Pero la prueba de fuego llegaría dos años después, en el mundial de 1938, con la Segunda Guerra Mundial a la vuelta de la esquina, y con Francia, una nación abiertamente hostil al régimen mussoliniano, como anfitriona. Aquí, los italianos no podían depender de ayudas externas: se veían obligados a desplegar todo su potencial futbolístico para hacerlo. Y lo hicieron, por la cuenta que les traía; era frecuente que el Duce enviara a los jugadores telegramas antes de los partidos con un texto tan escueto como contundente: “Vencer o morir”. Llámenlo motivación, llámenlo miedo, el caso es que la nueva hornada de futbolistas italianos (de los campeones cuatro años antes sólo quedaba Meazza) fue derrotando uno a uno a todos sus rivales, incluida Francia y el ya fortísimo Brasil, hasta vencer en la final a Hungría por un cómodo 4-2. Antal Szabó, el portero magiar, conocedor de los métodos gubernamentales, declaró tras el partido que pese a haber encajado cuatro goles y haber perdido el torneo, estaba contento por haber salvado once vidas.

La caída más dura

Italia, bicampeona del mundo, estaba en lo más alto. Pero dos grandes tragedias impidieron disfrutar de la gloria correspondiente. La primera fue el estallido de la guerra, que no sólo paralizó el fútbol internacional, sino que además dejó al país completamente destruido. Con la contienda finalizada y la República proclamada (aunque se mantuviera el azul monárquico como color nacional, en homenaje a los campeones), poco a poco parecía que el calcio se iba recuperando. Había, además, una generación que tenía muy buena pinta, que practicaba un fútbol dinámico, vertiginoso, alegre y tremendamente efectivo, con nombres como Ezio Loik, Franco Ossola o Romeo Menti o, sobre todos, el gran Valentino Mazzola, considerado uno de los mejores italianos de todos los tiempos y, posiblemente, el mejor jugador del mundo en aquellos años. Todos esos jugadores, y muchos más, jugaban en el Torino, equipo que venía arrasando en la Serie A desde antes de la guerra y que aportaba 10 de los 11 titulares de la selección. Todos ellos murieron cuando el avión que traía a su club de vuelta de Lisboa, tras un partido amistoso, se perdió entre la niebla y se estrelló contra la basílica de Superga, cerca de Turín.
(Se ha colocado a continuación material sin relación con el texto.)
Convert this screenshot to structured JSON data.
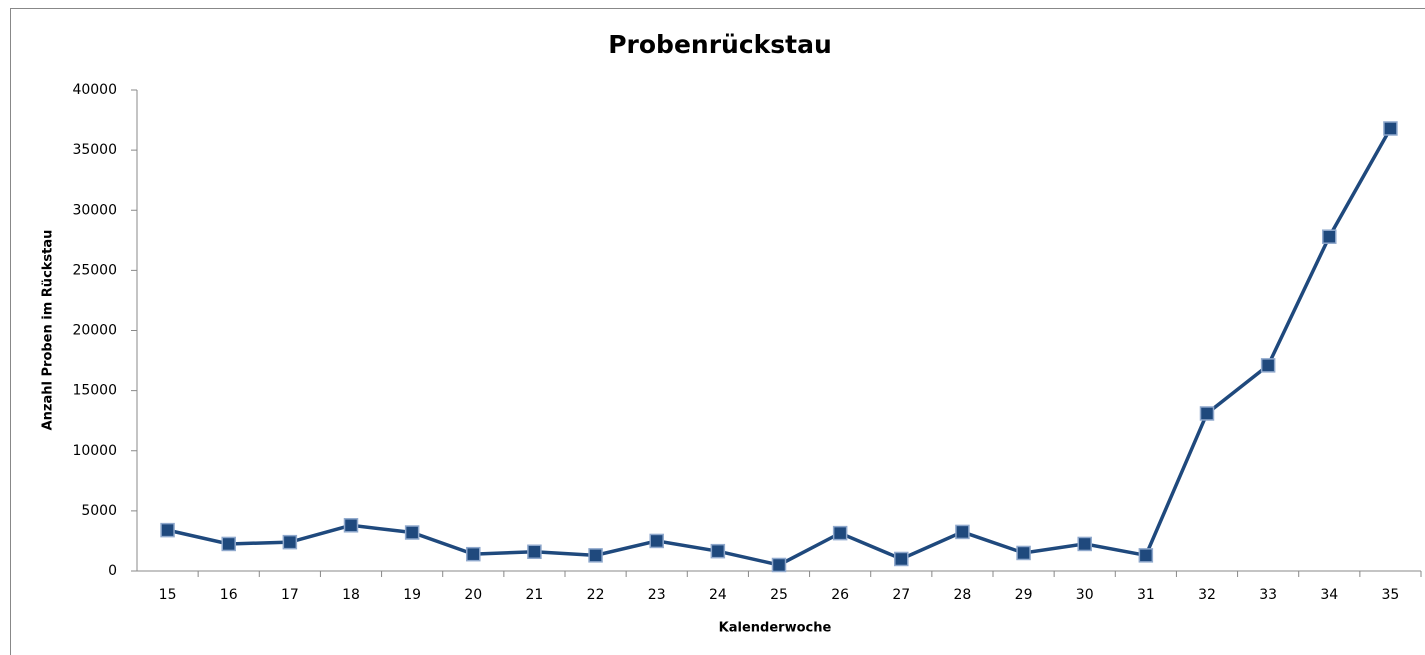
{
  "chart_data": {
    "type": "line",
    "title": "Probenrückstau",
    "x_label": "Kalenderwoche",
    "y_label": "Anzahl Proben im Rückstau",
    "categories": [
      "15",
      "16",
      "17",
      "18",
      "19",
      "20",
      "21",
      "22",
      "23",
      "24",
      "25",
      "26",
      "27",
      "28",
      "29",
      "30",
      "31",
      "32",
      "33",
      "34",
      "35"
    ],
    "series": [
      {
        "name": "Probenrückstau",
        "color": "#1f497d",
        "values": [
          3400,
          2250,
          2400,
          3800,
          3200,
          1400,
          1600,
          1300,
          2500,
          1650,
          500,
          3150,
          1000,
          3250,
          1500,
          2250,
          1300,
          13100,
          17100,
          27800,
          36800
        ]
      }
    ],
    "ylim": [
      0,
      40000
    ],
    "yticks": [
      0,
      5000,
      10000,
      15000,
      20000,
      25000,
      30000,
      35000,
      40000
    ],
    "grid": false
  }
}
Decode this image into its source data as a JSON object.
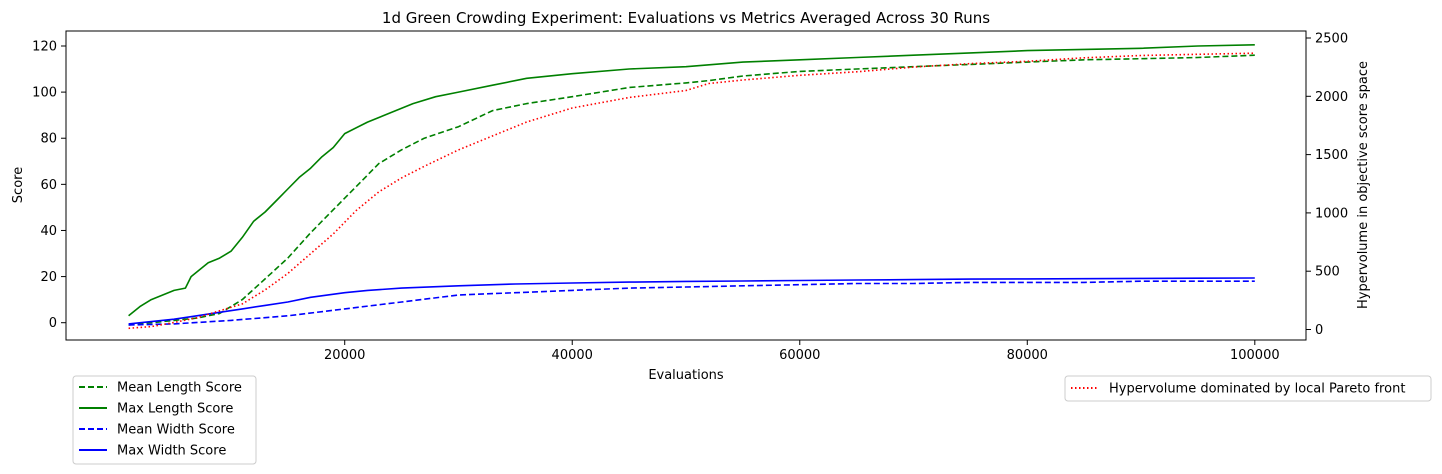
{
  "chart_data": {
    "type": "line",
    "title": "1d Green Crowding Experiment: Evaluations vs Metrics Averaged Across 30 Runs",
    "xlabel": "Evaluations",
    "ylabel": "Score",
    "ylabel_right": "Hypervolume in objective score space",
    "xlim": [
      -4500,
      104500
    ],
    "ylim": [
      -7.5,
      126.5
    ],
    "ylim_right": [
      -90,
      2560
    ],
    "x_ticks": [
      20000,
      40000,
      60000,
      80000,
      100000
    ],
    "x_tick_labels": [
      "20000",
      "40000",
      "60000",
      "80000",
      "100000"
    ],
    "y_ticks": [
      0,
      20,
      40,
      60,
      80,
      100,
      120
    ],
    "y_tick_labels": [
      "0",
      "20",
      "40",
      "60",
      "80",
      "100",
      "120"
    ],
    "y_right_ticks": [
      0,
      500,
      1000,
      1500,
      2000,
      2500
    ],
    "y_right_tick_labels": [
      "0",
      "500",
      "1000",
      "1500",
      "2000",
      "2500"
    ],
    "grid": false,
    "legend_left_placement": "below-left",
    "legend_right_placement": "below-right",
    "series": [
      {
        "name": "Mean Length Score",
        "axis": "left",
        "color": "#008000",
        "style": "dashed",
        "x": [
          1000,
          3000,
          5000,
          7000,
          9000,
          11000,
          13000,
          15000,
          17000,
          19000,
          21000,
          23000,
          25000,
          27000,
          30000,
          33000,
          36000,
          40000,
          45000,
          50000,
          52000,
          55000,
          60000,
          65000,
          70000,
          75000,
          80000,
          85000,
          90000,
          95000,
          100000
        ],
        "values": [
          -1,
          0,
          1,
          2,
          4,
          10,
          19,
          28,
          39,
          49,
          59,
          69,
          75,
          80,
          85,
          92,
          95,
          98,
          102,
          104,
          105,
          107,
          109,
          110,
          111,
          112,
          113,
          114,
          114.5,
          115,
          116
        ]
      },
      {
        "name": "Max Length Score",
        "axis": "left",
        "color": "#008000",
        "style": "solid",
        "x": [
          1000,
          2000,
          3000,
          4000,
          5000,
          6000,
          6500,
          7000,
          8000,
          9000,
          10000,
          11000,
          12000,
          13000,
          14000,
          15000,
          16000,
          17000,
          18000,
          19000,
          20000,
          22000,
          24000,
          26000,
          28000,
          30000,
          33000,
          36000,
          40000,
          45000,
          50000,
          55000,
          60000,
          65000,
          70000,
          75000,
          80000,
          85000,
          90000,
          95000,
          100000
        ],
        "values": [
          3,
          7,
          10,
          12,
          14,
          15,
          20,
          22,
          26,
          28,
          31,
          37,
          44,
          48,
          53,
          58,
          63,
          67,
          72,
          76,
          82,
          87,
          91,
          95,
          98,
          100,
          103,
          106,
          108,
          110,
          111,
          113,
          114,
          115,
          116,
          117,
          118,
          118.5,
          119,
          120,
          120.5
        ]
      },
      {
        "name": "Mean Width Score",
        "axis": "left",
        "color": "#0000ff",
        "style": "dashed",
        "x": [
          1000,
          5000,
          10000,
          15000,
          20000,
          25000,
          30000,
          35000,
          40000,
          45000,
          50000,
          55000,
          60000,
          65000,
          70000,
          75000,
          80000,
          85000,
          90000,
          95000,
          100000
        ],
        "values": [
          -1,
          -0.5,
          1,
          3,
          6,
          9,
          12,
          13,
          14,
          15,
          15.5,
          16,
          16.5,
          17,
          17,
          17.5,
          17.5,
          17.5,
          18,
          18,
          18
        ]
      },
      {
        "name": "Max Width Score",
        "axis": "left",
        "color": "#0000ff",
        "style": "solid",
        "x": [
          1000,
          3000,
          5000,
          7000,
          9000,
          11000,
          13000,
          15000,
          17000,
          20000,
          22000,
          25000,
          30000,
          35000,
          40000,
          45000,
          50000,
          55000,
          60000,
          65000,
          70000,
          75000,
          80000,
          85000,
          90000,
          95000,
          100000
        ],
        "values": [
          -0.5,
          0.5,
          1.5,
          3,
          4.5,
          6,
          7.5,
          9,
          11,
          13,
          14,
          15,
          16,
          16.8,
          17.2,
          17.6,
          17.9,
          18.1,
          18.3,
          18.5,
          18.7,
          18.9,
          19,
          19.1,
          19.2,
          19.3,
          19.4
        ]
      },
      {
        "name": "Hypervolume dominated by local Pareto front",
        "axis": "right",
        "color": "#ff0000",
        "style": "dotted",
        "x": [
          1000,
          3000,
          5000,
          7000,
          9000,
          11000,
          13000,
          15000,
          17000,
          19000,
          21000,
          23000,
          25000,
          27000,
          30000,
          33000,
          36000,
          40000,
          45000,
          50000,
          52000,
          55000,
          60000,
          65000,
          70000,
          75000,
          80000,
          85000,
          90000,
          95000,
          100000
        ],
        "values": [
          10,
          25,
          60,
          100,
          160,
          220,
          340,
          480,
          650,
          820,
          1020,
          1180,
          1300,
          1400,
          1540,
          1660,
          1780,
          1900,
          1990,
          2050,
          2110,
          2140,
          2180,
          2210,
          2250,
          2280,
          2300,
          2330,
          2350,
          2360,
          2370
        ]
      }
    ]
  }
}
Cuán distinta hubiera sido la historia si ese equipo llega a participar en un mundial es algo que nunca se sabrá. Italia tuvo que recomponer deprisa y corriendo su selección con jugadores buenos, pero claramente inferiores a los desaparecidos, para poder participar en el torneo de 1950 en Brasil. Además, la psicosis surgida en torno al avión obligó a hacer el viaje en barco, con lo que los futbolistas no llegaron en las mejores condiciones. Así, su rendimiento fue más bien escaso, no pudiendo superar siquiera la fase de grupos.

El hundimiento se prolongó durante bastantes años. En el siguiente mundial, Suiza 1954, el resultado fue igual de pobre (fase de grupos), igual que en Chile 1962. Para el que hubo entre medias, Suecia 1958, ni siquiera se clasificó. Tampoco participó en la naciente Eurocopa de 1960, ni llegó a la fase final de la de 1964; en aquellos tiempos, el país organizador sólo acogía las semifinales y la final, disputándose las rondas previas a doble partido en las naciones correspondientes.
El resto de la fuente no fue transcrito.